City University of Hong Kong (CityU) is a co-creator in a HK$216m-funded project to promote computational thinking and coding skills in primary schools, driving CityU's community outreach activities to new heights.
The Hong Kong Jockey Club Charities Trust (Trust) is collaborating with CityU, Massachusetts Institute of Technology (MIT) and The Education University of Hong Kong (EdUHK) to organise the programme CoolThink@JC, aiming to equip upper primary students with basic coding capabilities that will strengthen their computational thinking (CT), as well as helping teachers to master the necessary professional skills.
The four-year programme will train 100 teachers at 32 pilot schools for the benefit of 16,500 primary four to six students. It targets to establish CT as part of Hong Kong’s curriculum in the long run.
With funding support from the Trust, CityU will outreach to 32 primary schools providing teaching and learning support as well as organising parent education activities while MIT and EdUHK will collaborate on curriculum design and teacher development.
Officiating at the launching ceremony on 15 November were The Honorable John Tsang Chun-wah, Financial Secretary of Hong Kong Special Administrative Region; Mr Anthony Chow Wing-kin, Deputy Chairman of The Hong Kong Jockey Club (HKJC); Mr Winfried Engelbrecht-Bresges, CEO of HKJC; Professor Way Kuo, CityU President; Professor Eric Grimson, Chancellor for Academic Advancement of MIT; and Professor Stephen Cheung Yan-leung, President of EdUHK.
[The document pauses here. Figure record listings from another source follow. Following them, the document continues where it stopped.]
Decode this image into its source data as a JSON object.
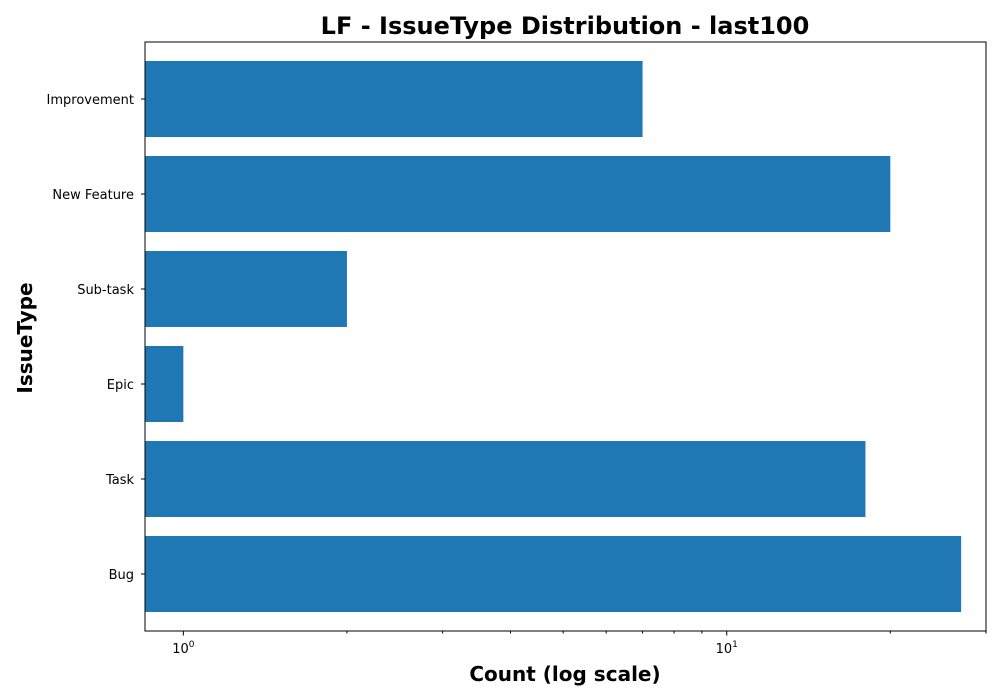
{
  "chart_data": {
    "type": "bar",
    "orientation": "horizontal",
    "title": "LF - IssueType Distribution - last100",
    "xlabel": "Count (log scale)",
    "ylabel": "IssueType",
    "x_scale": "log",
    "xlim": [
      0.85,
      30
    ],
    "categories": [
      "Bug",
      "Task",
      "Epic",
      "Sub-task",
      "New Feature",
      "Improvement"
    ],
    "values": [
      27,
      18,
      1,
      2,
      20,
      7
    ],
    "major_ticks": [
      {
        "value": 1,
        "base": "10",
        "exp": "0"
      },
      {
        "value": 10,
        "base": "10",
        "exp": "1"
      }
    ],
    "grid": false,
    "bar_color": "#1f77b4"
  }
}
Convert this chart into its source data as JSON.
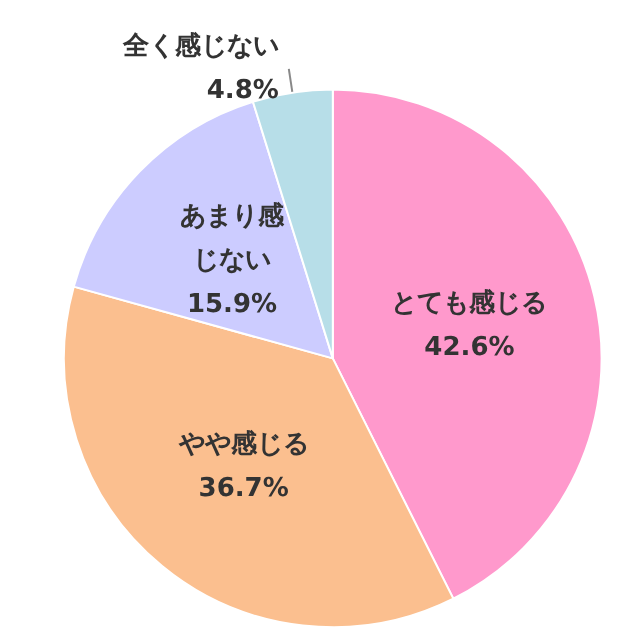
{
  "chart_data": {
    "type": "pie",
    "categories": [
      "とても感じる",
      "やや感じる",
      "あまり感じない",
      "全く感じない"
    ],
    "values": [
      42.6,
      36.7,
      15.9,
      4.8
    ],
    "value_labels": [
      "42.6%",
      "36.7%",
      "15.9%",
      "4.8%"
    ],
    "colors": [
      "#ff99cc",
      "#fbbf8f",
      "#ccccff",
      "#b7dee8"
    ],
    "legend": false
  }
}
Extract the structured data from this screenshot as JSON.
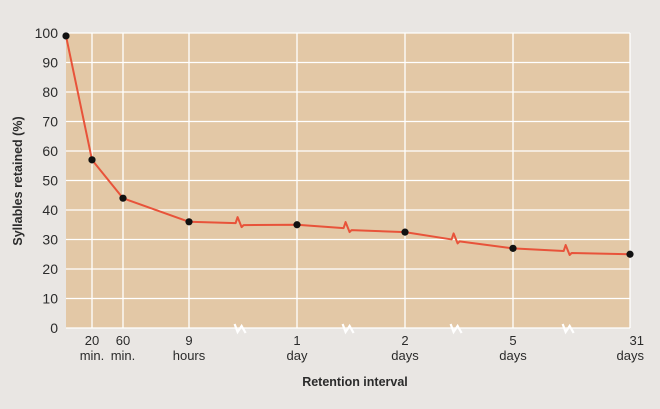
{
  "chart_data": {
    "type": "line",
    "title": "",
    "xlabel": "Retention interval",
    "ylabel": "Syllables retained (%)",
    "ylim": [
      0,
      100
    ],
    "yticks": [
      "0",
      "10",
      "20",
      "30",
      "40",
      "50",
      "60",
      "70",
      "80",
      "90",
      "100"
    ],
    "grid": true,
    "x_axis_breaks": true,
    "colors": {
      "plot_background": "#e3c8a6",
      "grid": "#ffffff",
      "line": "#e8533a",
      "point": "#111111",
      "page_background": "#e9e6e3"
    },
    "categories": [
      {
        "line1": "",
        "line2": ""
      },
      {
        "line1": "20",
        "line2": "min."
      },
      {
        "line1": "60",
        "line2": "min."
      },
      {
        "line1": "9",
        "line2": "hours"
      },
      {
        "line1": "1",
        "line2": "day"
      },
      {
        "line1": "2",
        "line2": "days"
      },
      {
        "line1": "5",
        "line2": "days"
      },
      {
        "line1": "31",
        "line2": "days"
      }
    ],
    "series": [
      {
        "values": [
          99,
          57,
          44,
          36,
          35,
          32.5,
          27,
          25
        ]
      }
    ]
  }
}
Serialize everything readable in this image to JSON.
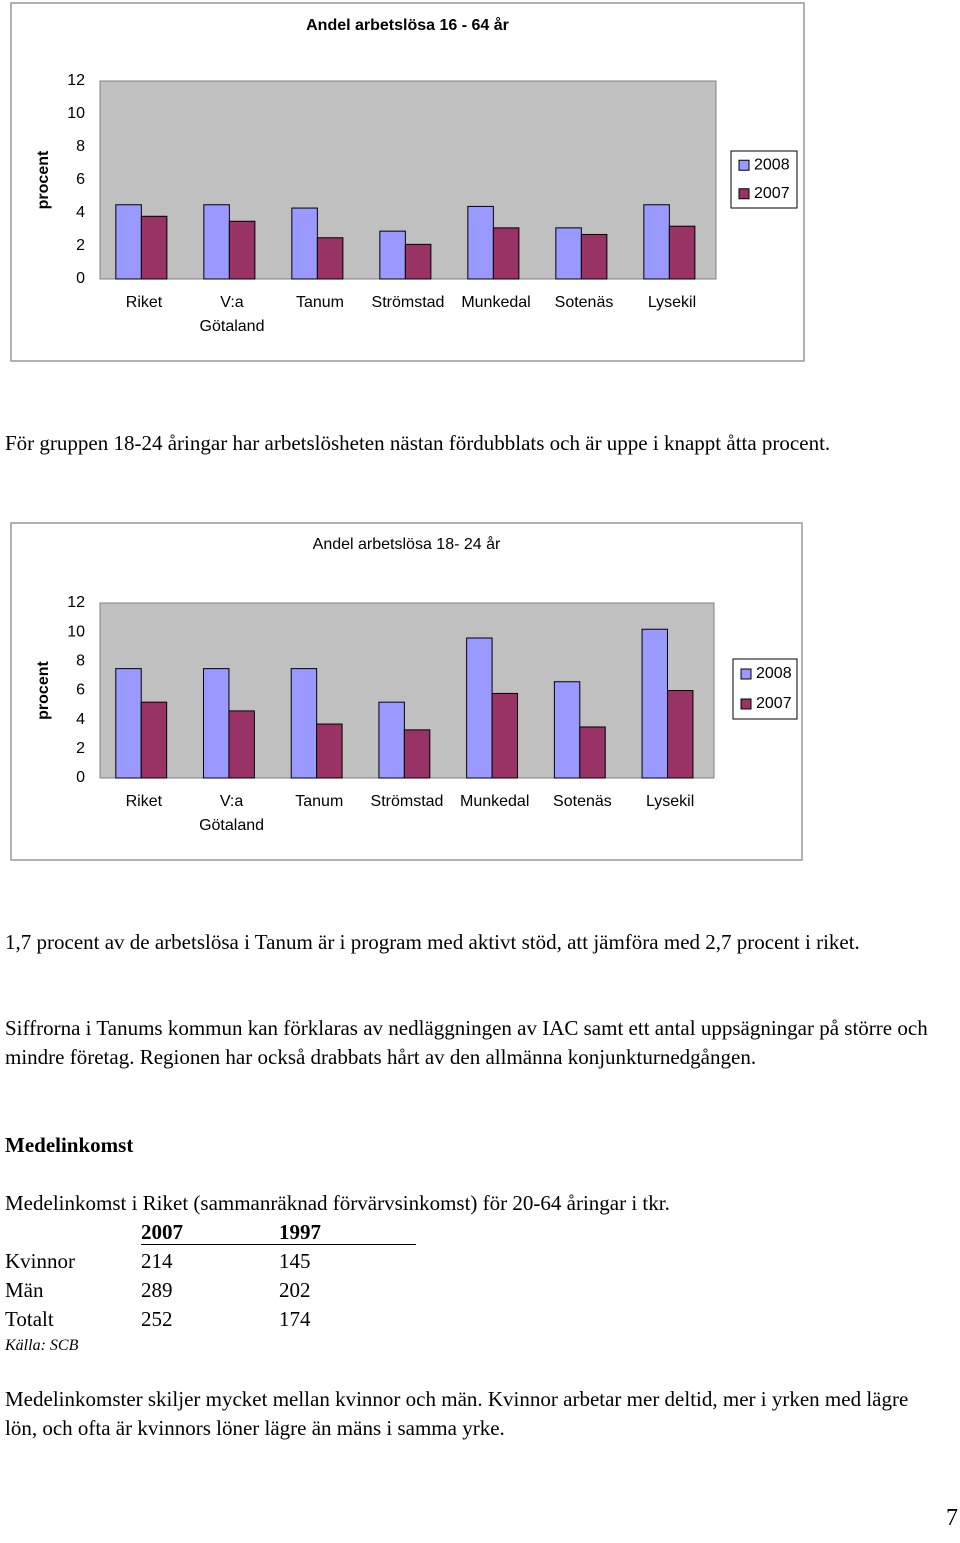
{
  "chart_data": [
    {
      "type": "bar",
      "title": "Andel arbetslösa 16 - 64 år",
      "ylabel": "procent",
      "categories": [
        "Riket",
        "V:a Götaland",
        "Tanum",
        "Strömstad",
        "Munkedal",
        "Sotenäs",
        "Lysekil"
      ],
      "series": [
        {
          "name": "2008",
          "color": "#9999ff",
          "values": [
            4.5,
            4.5,
            4.3,
            2.9,
            4.4,
            3.1,
            4.5
          ]
        },
        {
          "name": "2007",
          "color": "#993366",
          "values": [
            3.8,
            3.5,
            2.5,
            2.1,
            3.1,
            2.7,
            3.2
          ]
        }
      ],
      "ylim": [
        0,
        12
      ],
      "yticks": [
        0,
        2,
        4,
        6,
        8,
        10,
        12
      ],
      "grid": false,
      "legend": "right",
      "title_bold": true
    },
    {
      "type": "bar",
      "title": "Andel arbetslösa 18- 24 år",
      "ylabel": "procent",
      "categories": [
        "Riket",
        "V:a Götaland",
        "Tanum",
        "Strömstad",
        "Munkedal",
        "Sotenäs",
        "Lysekil"
      ],
      "series": [
        {
          "name": "2008",
          "color": "#9999ff",
          "values": [
            7.5,
            7.5,
            7.5,
            5.2,
            9.6,
            6.6,
            10.2
          ]
        },
        {
          "name": "2007",
          "color": "#993366",
          "values": [
            5.2,
            4.6,
            3.7,
            3.3,
            5.8,
            3.5,
            6.0
          ]
        }
      ],
      "ylim": [
        0,
        12
      ],
      "yticks": [
        0,
        2,
        4,
        6,
        8,
        10,
        12
      ],
      "grid": false,
      "legend": "right",
      "title_bold": false
    }
  ],
  "paragraphs": [
    "För gruppen 18-24 åringar har arbetslösheten nästan fördubblats och är uppe i knappt åtta procent.",
    "1,7 procent av de arbetslösa i Tanum är i program med aktivt stöd, att jämföra med 2,7 procent i riket.",
    "Siffrorna i Tanums kommun kan förklaras av nedläggningen av IAC samt ett antal uppsägningar på större och mindre företag. Regionen har också drabbats hårt av den allmänna konjunkturnedgången.",
    "Medelinkomst i Riket (sammanräknad förvärvsinkomst) för 20-64 åringar i tkr.",
    "Medelinkomster skiljer mycket mellan kvinnor och män. Kvinnor arbetar mer deltid, mer i yrken med lägre lön, och ofta är kvinnors löner lägre än mäns i samma yrke."
  ],
  "heading": "Medelinkomst",
  "table": {
    "columns": [
      2007,
      1997
    ],
    "rows": [
      {
        "label": "Kvinnor",
        "values": [
          214,
          145
        ]
      },
      {
        "label": "Män",
        "values": [
          289,
          202
        ]
      },
      {
        "label": "Totalt",
        "values": [
          252,
          174
        ]
      }
    ]
  },
  "source": "Källa: SCB",
  "page_number": 7
}
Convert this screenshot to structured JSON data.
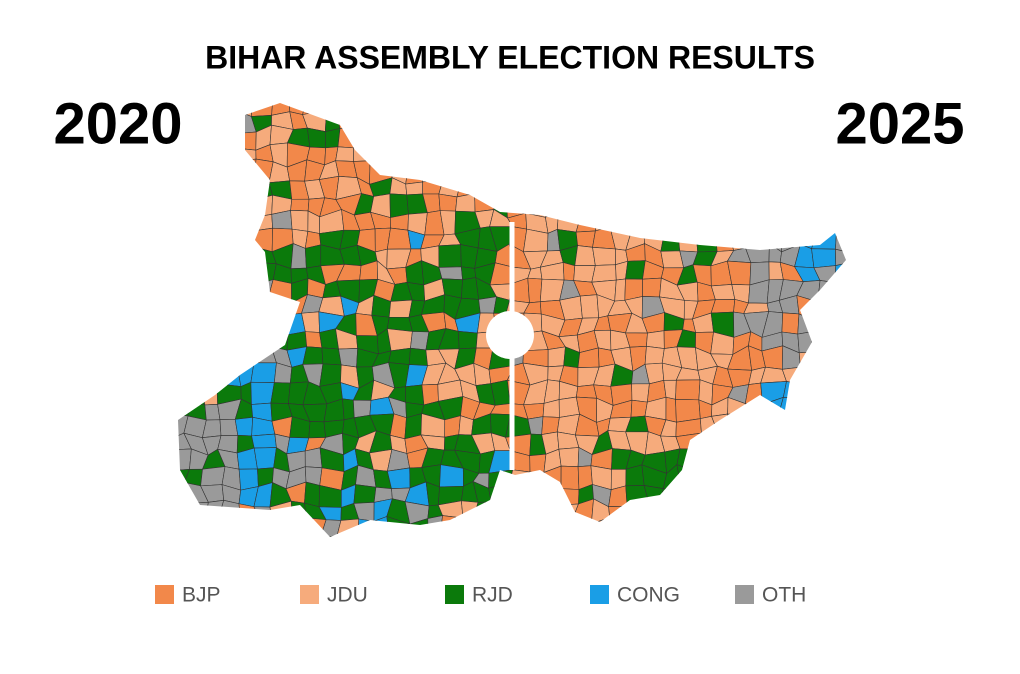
{
  "title": "BIHAR ASSEMBLY ELECTION RESULTS",
  "left_year": "2020",
  "right_year": "2025",
  "legend": [
    {
      "label": "BJP",
      "color": "#f2884a"
    },
    {
      "label": "JDU",
      "color": "#f6ab7c"
    },
    {
      "label": "RJD",
      "color": "#0b7a0b"
    },
    {
      "label": "CONG",
      "color": "#1a9ee6"
    },
    {
      "label": "OTH",
      "color": "#9a9a9a"
    }
  ]
}
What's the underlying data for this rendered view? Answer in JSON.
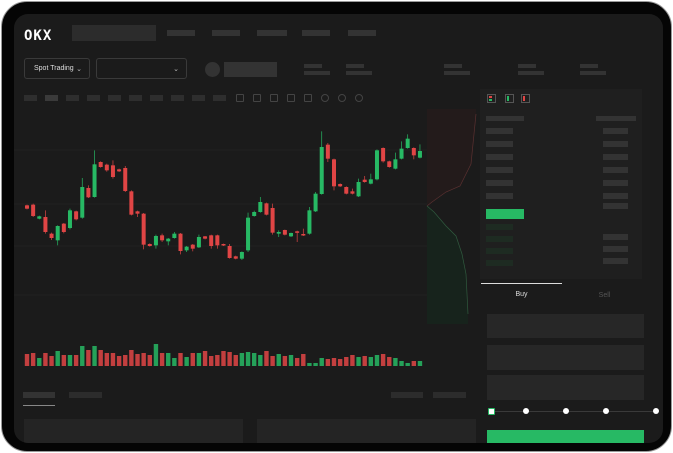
{
  "header": {
    "logo": "OKX"
  },
  "market": {
    "mode_label": "Spot Trading"
  },
  "trade": {
    "buy_tab": "Buy",
    "sell_tab": "Sell",
    "slider_percent": 0
  },
  "colors": {
    "up": "#27b964",
    "down": "#e04545",
    "background": "#1b1b1b",
    "panel": "#1f1f1f"
  },
  "chart_data": {
    "type": "candlestick",
    "candles": [
      [
        550,
        552,
        538,
        540
      ],
      [
        552,
        555,
        515,
        518
      ],
      [
        510,
        519,
        508,
        517
      ],
      [
        515,
        535,
        465,
        470
      ],
      [
        465,
        468,
        446,
        452
      ],
      [
        445,
        490,
        430,
        488
      ],
      [
        495,
        497,
        466,
        470
      ],
      [
        482,
        540,
        478,
        535
      ],
      [
        532,
        534,
        505,
        508
      ],
      [
        513,
        632,
        510,
        605
      ],
      [
        602,
        610,
        572,
        574
      ],
      [
        575,
        715,
        573,
        673
      ],
      [
        680,
        682,
        663,
        665
      ],
      [
        672,
        675,
        651,
        655
      ],
      [
        670,
        685,
        630,
        635
      ],
      [
        658,
        660,
        650,
        652
      ],
      [
        662,
        668,
        590,
        593
      ],
      [
        592,
        595,
        520,
        522
      ],
      [
        532,
        534,
        515,
        525
      ],
      [
        525,
        527,
        418,
        432
      ],
      [
        434,
        436,
        426,
        428
      ],
      [
        430,
        462,
        420,
        458
      ],
      [
        460,
        465,
        440,
        445
      ],
      [
        442,
        452,
        430,
        450
      ],
      [
        452,
        470,
        450,
        465
      ],
      [
        465,
        467,
        403,
        413
      ],
      [
        415,
        428,
        410,
        426
      ],
      [
        432,
        434,
        412,
        420
      ],
      [
        424,
        462,
        422,
        455
      ],
      [
        457,
        458,
        448,
        450
      ],
      [
        460,
        462,
        420,
        428
      ],
      [
        460,
        462,
        420,
        430
      ],
      [
        434,
        435,
        428,
        430
      ],
      [
        428,
        434,
        390,
        392
      ],
      [
        397,
        399,
        388,
        390
      ],
      [
        390,
        412,
        386,
        410
      ],
      [
        415,
        528,
        410,
        513
      ],
      [
        518,
        534,
        516,
        530
      ],
      [
        530,
        575,
        528,
        560
      ],
      [
        556,
        558,
        520,
        522
      ],
      [
        542,
        555,
        462,
        468
      ],
      [
        465,
        475,
        455,
        470
      ],
      [
        476,
        477,
        460,
        462
      ],
      [
        457,
        468,
        455,
        467
      ],
      [
        472,
        474,
        440,
        470
      ],
      [
        464,
        480,
        458,
        460
      ],
      [
        465,
        545,
        462,
        535
      ],
      [
        532,
        590,
        530,
        585
      ],
      [
        584,
        772,
        582,
        725
      ],
      [
        732,
        737,
        680,
        690
      ],
      [
        688,
        690,
        595,
        607
      ],
      [
        614,
        616,
        605,
        607
      ],
      [
        605,
        607,
        583,
        585
      ],
      [
        592,
        600,
        583,
        585
      ],
      [
        577,
        630,
        575,
        620
      ],
      [
        627,
        638,
        618,
        620
      ],
      [
        615,
        645,
        613,
        628
      ],
      [
        628,
        718,
        625,
        715
      ],
      [
        722,
        724,
        678,
        682
      ],
      [
        682,
        684,
        663,
        665
      ],
      [
        660,
        708,
        658,
        688
      ],
      [
        690,
        742,
        688,
        720
      ],
      [
        722,
        763,
        720,
        750
      ],
      [
        722,
        724,
        688,
        700
      ],
      [
        693,
        733,
        691,
        713
      ]
    ],
    "volumes": [
      12,
      13,
      8,
      13,
      10,
      15,
      11,
      11,
      11,
      20,
      16,
      20,
      16,
      13,
      13,
      10,
      11,
      16,
      12,
      13,
      11,
      22,
      13,
      13,
      8,
      13,
      9,
      13,
      13,
      15,
      10,
      11,
      15,
      14,
      11,
      13,
      14,
      13,
      11,
      15,
      10,
      12,
      10,
      11,
      8,
      12,
      3,
      3,
      8,
      7,
      8,
      7,
      9,
      11,
      9,
      10,
      9,
      11,
      12,
      9,
      8,
      5,
      3,
      5,
      5
    ]
  }
}
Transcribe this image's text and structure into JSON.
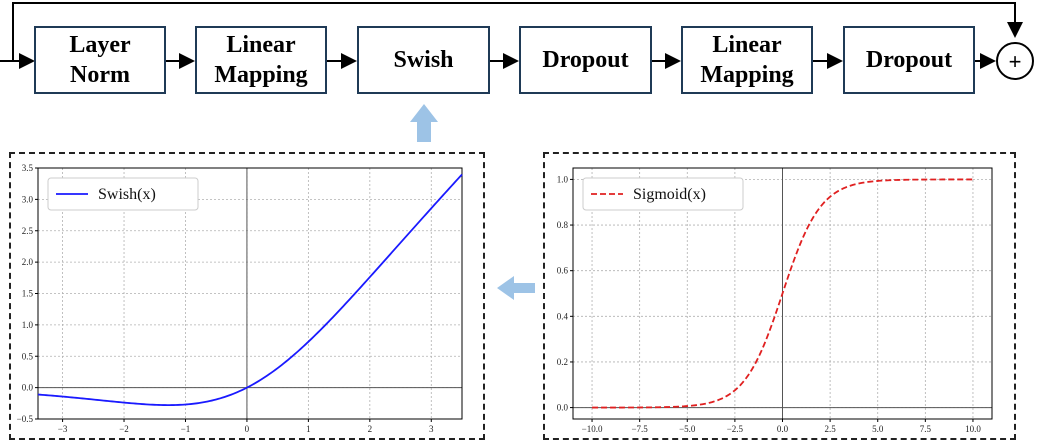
{
  "pipeline": {
    "blocks": [
      {
        "id": "layer-norm",
        "label": "Layer\nNorm"
      },
      {
        "id": "linear-mapping-1",
        "label": "Linear\nMapping"
      },
      {
        "id": "swish",
        "label": "Swish"
      },
      {
        "id": "dropout-1",
        "label": "Dropout"
      },
      {
        "id": "linear-mapping-2",
        "label": "Linear\nMapping"
      },
      {
        "id": "dropout-2",
        "label": "Dropout"
      }
    ],
    "sum_symbol": "+"
  },
  "colors": {
    "box_border": "#1f3a56",
    "arrow_light_blue": "#9dc3e6",
    "swish_line": "#1a1aff",
    "sigmoid_line": "#e02020"
  },
  "chart_data": [
    {
      "id": "swish-plot",
      "type": "line",
      "series": [
        {
          "name": "Swish(x)",
          "function": "x*sigmoid(x)",
          "style": "solid",
          "color": "#1a1aff"
        }
      ],
      "xlim": [
        -3.4,
        3.5
      ],
      "ylim": [
        -0.5,
        3.5
      ],
      "xticks": [
        -3,
        -2,
        -1,
        0,
        1,
        2,
        3
      ],
      "yticks": [
        -0.5,
        0.0,
        0.5,
        1.0,
        1.5,
        2.0,
        2.5,
        3.0,
        3.5
      ],
      "xtick_labels": [
        "−3",
        "−2",
        "−1",
        "0",
        "1",
        "2",
        "3"
      ],
      "ytick_labels": [
        "−0.5",
        "0.0",
        "0.5",
        "1.0",
        "1.5",
        "2.0",
        "2.5",
        "3.0",
        "3.5"
      ],
      "grid": true,
      "legend_position": "top-left"
    },
    {
      "id": "sigmoid-plot",
      "type": "line",
      "series": [
        {
          "name": "Sigmoid(x)",
          "function": "1/(1+exp(-x))",
          "style": "dashed",
          "color": "#e02020"
        }
      ],
      "xlim": [
        -11,
        11
      ],
      "ylim": [
        -0.05,
        1.05
      ],
      "xticks": [
        -10,
        -7.5,
        -5,
        -2.5,
        0,
        2.5,
        5,
        7.5,
        10
      ],
      "yticks": [
        0.0,
        0.2,
        0.4,
        0.6,
        0.8,
        1.0
      ],
      "xtick_labels": [
        "−10.0",
        "−7.5",
        "−5.0",
        "−2.5",
        "0.0",
        "2.5",
        "5.0",
        "7.5",
        "10.0"
      ],
      "ytick_labels": [
        "0.0",
        "0.2",
        "0.4",
        "0.6",
        "0.8",
        "1.0"
      ],
      "grid": true,
      "legend_position": "top-left"
    }
  ]
}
“CoolThink reflects a much larger strategy of our Government in making Hong Kong an innovation and technology leader in the global economy,” said Mr Tsang. “It will help Hong Kong to diversify the economy and enhance the competitiveness of our industry and our business.”
Mr Chow added that the initiative was not only about coding and programming but also about empowering students to become problem-solvers and creators in the digital world.
Professor Kuo shared his views and insights about CT education with educators and students alongside Professor Cheung, Professor Grimson and Professor Daniel Lai, Director of CoolThink@JC, at a panel discussion moderated by Ms Marjorie Yang, Chairperson of Steering Committee of CoolThink@JC after the launching ceremony.
Professor Kuo said CT was important nowadays as it was crucial for young people to think critically and become innovators. In order to create space for knowledge creation, original discoveries and innovative thinking, educators should integrate learning and research, and have a change of mentality, one that is open to new ideas and all-embracing, he added.
CityU will train 200 university students, graduates and a small number of disadvantaged youth as teaching assistants in support of the new pedagogy, and assist teachers in the pilot schools by being tutors and preparing teaching materials. They will also act as ambassadors for the project, promoting CT to the community. Professor Matthew Lee Kwok-on, CityU Vice-President (Development and External Relations) and Steering Committee Member of CoolThink@JC, will lead the CityU team.
In view of the importance of parents’ role and understanding in CT education, Professor Lee said CityU would organise workshops and events to build awareness. The aim is to target over 2,000 parents.
The CityU team comprises Professor Robert Li Kwok-yiu, Associate Dean of the College of Science and Engineering; Dr Ray Cheung Chak-chung, Associate Professor of the Department of Electronic Engineering; Dr Ron Kwok Chi-wai, Associate Professor of the Department of Information Systems; and Dr Tan Chee-wei, Associate Professor of the Department of Computer Science.
Under the programme, co-curricular activities, summer workshops, and student competitions will further enhance teaching and learning. Rigorous, evidence-based research will be conducted to assess how the project benefits students.